There were only a few hoverflies around today, but this Syrphus sp chose to pose nicely in the greater bindweed flower

Notice the brambles (blackberries) ripening in the background! 

North Merchiston Cemetery today was dominated by the sparrowhawks and magpies. The nesting pair of sparrowhawks seem to be arguing with the local magpies and the four birds were chasing each other around screeching loudly! Crafty Green Boyfriend managed to get this photo of one of the sparrowhawks 

For Nature Notes.

Sunday 9 August 2020

Sunshine in the Dells

 Yesterday was hot and sunny so Crafty Green Boyfriend and I escaped to Colinton and Craiglockart dells, along the Water of Leith. Mostly passing through shady woodland this is a lovely walk for a hot day. I also took the opportunity to do a river patrol as a volunteer for the Water of Leith Conservation Trust

The river is surprisingly low at the moment, given how much rain we've had recently, you'd expect it to be higher. 

The rosebay willow herb is in full bloom at the moment

We were lucky enough to see a few butterflies, including this peacock 

and there were lots of birds around in the Hidden Orchard Meadow near Redhall Gardens, including this goldcrest, the smallest bird in the UK (smaller even than the wren)

Friday 7 August 2020

Tree Following Update - Horse Chestnut

For Tree Following this year I've selected a beautiful horse chestnut tree in one of the cemeteries on our #DailyExercise route.You can see my earlier blogposts about this tree here, here , here and here.

My chosen tree is close to the perimeter wall of the cemetery and has clearly grown up since the graves were made

It has two numbers on it, which are used by Edinburgh Council to record the tree and details about it (for example if it becomes ill or damaged and needs remedial work) though I don't know why it has two numbers rather than just one...

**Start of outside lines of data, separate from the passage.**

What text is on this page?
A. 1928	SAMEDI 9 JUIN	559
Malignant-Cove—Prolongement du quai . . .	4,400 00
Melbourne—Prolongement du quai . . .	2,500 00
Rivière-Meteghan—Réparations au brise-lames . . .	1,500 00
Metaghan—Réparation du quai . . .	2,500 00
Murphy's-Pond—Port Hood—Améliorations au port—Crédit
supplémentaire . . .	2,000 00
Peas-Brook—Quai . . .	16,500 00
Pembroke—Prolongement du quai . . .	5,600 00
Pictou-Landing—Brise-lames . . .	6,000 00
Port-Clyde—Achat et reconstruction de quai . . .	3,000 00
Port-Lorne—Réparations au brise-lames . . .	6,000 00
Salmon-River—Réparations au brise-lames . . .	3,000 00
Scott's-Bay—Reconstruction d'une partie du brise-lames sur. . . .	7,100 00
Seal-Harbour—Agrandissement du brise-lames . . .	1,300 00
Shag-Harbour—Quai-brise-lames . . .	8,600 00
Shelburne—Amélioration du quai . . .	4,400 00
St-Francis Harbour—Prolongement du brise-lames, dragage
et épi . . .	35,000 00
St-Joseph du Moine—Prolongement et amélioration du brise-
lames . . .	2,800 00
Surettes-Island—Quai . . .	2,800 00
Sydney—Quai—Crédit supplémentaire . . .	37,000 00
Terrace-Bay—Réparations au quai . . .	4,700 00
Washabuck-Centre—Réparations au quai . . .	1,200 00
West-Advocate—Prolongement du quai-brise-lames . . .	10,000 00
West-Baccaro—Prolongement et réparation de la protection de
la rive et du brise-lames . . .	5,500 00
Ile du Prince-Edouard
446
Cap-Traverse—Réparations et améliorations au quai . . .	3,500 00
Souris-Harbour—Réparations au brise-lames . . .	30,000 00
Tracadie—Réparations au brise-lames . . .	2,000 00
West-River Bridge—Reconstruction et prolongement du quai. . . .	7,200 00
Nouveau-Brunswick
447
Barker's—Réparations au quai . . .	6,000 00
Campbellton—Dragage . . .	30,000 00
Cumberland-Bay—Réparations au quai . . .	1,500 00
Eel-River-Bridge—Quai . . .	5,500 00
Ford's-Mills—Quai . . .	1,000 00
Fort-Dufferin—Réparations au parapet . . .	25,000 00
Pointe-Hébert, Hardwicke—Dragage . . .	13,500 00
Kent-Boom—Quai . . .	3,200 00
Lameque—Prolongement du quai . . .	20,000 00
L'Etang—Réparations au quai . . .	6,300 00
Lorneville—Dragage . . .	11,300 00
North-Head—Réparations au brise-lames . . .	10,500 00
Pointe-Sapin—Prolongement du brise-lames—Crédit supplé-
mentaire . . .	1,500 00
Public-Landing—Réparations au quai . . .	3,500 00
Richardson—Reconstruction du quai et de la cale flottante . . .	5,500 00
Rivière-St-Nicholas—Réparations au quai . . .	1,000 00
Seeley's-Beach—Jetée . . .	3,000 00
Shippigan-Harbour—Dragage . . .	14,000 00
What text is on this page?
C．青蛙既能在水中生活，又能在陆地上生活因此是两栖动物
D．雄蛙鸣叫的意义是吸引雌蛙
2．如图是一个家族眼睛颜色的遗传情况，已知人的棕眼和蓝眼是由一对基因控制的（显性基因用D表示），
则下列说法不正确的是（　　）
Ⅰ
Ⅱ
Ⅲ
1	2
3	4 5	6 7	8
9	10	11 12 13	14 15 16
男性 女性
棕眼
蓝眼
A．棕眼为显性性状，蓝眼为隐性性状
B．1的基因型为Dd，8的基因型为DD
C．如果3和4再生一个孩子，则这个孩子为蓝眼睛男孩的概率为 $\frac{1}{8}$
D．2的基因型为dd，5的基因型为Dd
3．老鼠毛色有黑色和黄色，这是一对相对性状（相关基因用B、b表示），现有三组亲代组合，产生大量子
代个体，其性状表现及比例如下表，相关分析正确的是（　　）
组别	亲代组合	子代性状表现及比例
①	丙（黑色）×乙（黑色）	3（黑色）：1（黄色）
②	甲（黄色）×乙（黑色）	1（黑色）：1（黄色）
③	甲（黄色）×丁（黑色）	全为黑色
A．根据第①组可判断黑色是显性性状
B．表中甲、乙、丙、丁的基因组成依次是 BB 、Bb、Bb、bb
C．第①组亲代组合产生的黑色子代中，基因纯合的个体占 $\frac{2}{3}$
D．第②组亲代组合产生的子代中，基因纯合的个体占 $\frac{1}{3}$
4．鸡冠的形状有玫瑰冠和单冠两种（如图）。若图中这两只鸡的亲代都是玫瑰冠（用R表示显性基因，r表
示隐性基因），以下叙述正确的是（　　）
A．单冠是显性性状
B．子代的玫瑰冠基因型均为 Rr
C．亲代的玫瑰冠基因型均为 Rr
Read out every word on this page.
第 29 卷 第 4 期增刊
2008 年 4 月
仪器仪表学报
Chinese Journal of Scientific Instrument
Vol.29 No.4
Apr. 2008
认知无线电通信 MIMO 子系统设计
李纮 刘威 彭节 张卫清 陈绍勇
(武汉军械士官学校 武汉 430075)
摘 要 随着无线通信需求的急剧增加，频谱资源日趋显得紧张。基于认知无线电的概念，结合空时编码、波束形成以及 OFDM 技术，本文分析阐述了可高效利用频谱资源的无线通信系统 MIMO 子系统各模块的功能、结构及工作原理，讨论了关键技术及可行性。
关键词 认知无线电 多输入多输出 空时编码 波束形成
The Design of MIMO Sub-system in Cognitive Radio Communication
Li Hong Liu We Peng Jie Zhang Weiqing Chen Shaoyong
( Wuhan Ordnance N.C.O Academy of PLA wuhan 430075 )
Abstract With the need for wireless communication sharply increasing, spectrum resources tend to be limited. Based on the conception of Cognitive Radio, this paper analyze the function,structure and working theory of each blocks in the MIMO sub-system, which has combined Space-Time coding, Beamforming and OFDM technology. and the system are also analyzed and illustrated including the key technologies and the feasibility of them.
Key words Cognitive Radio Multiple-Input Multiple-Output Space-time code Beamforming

Looking up into the tree, it still looks lovely and green

but many of the leaves are starting to turn or are damaged by insects nibbling at them

 another sign of the changing seasons is that the conkers are already very large and spiky

and some have already fallen from the tree

I have tried to pay attention to insects and animals living on or near the tree, but there hasn't been a huge amount of activity, or at least not many creatures stopping to allow themselves to be photographed! In the middle of July, this male blackbird was busily gathering food under the shade of the tree

The rest of the cemetery is full of beatiful trees and areas of open grassland. Nesting birds include sparrowhawks and great spotted woodpeckers and I've seen a stoat here once! it's also a great place for insects!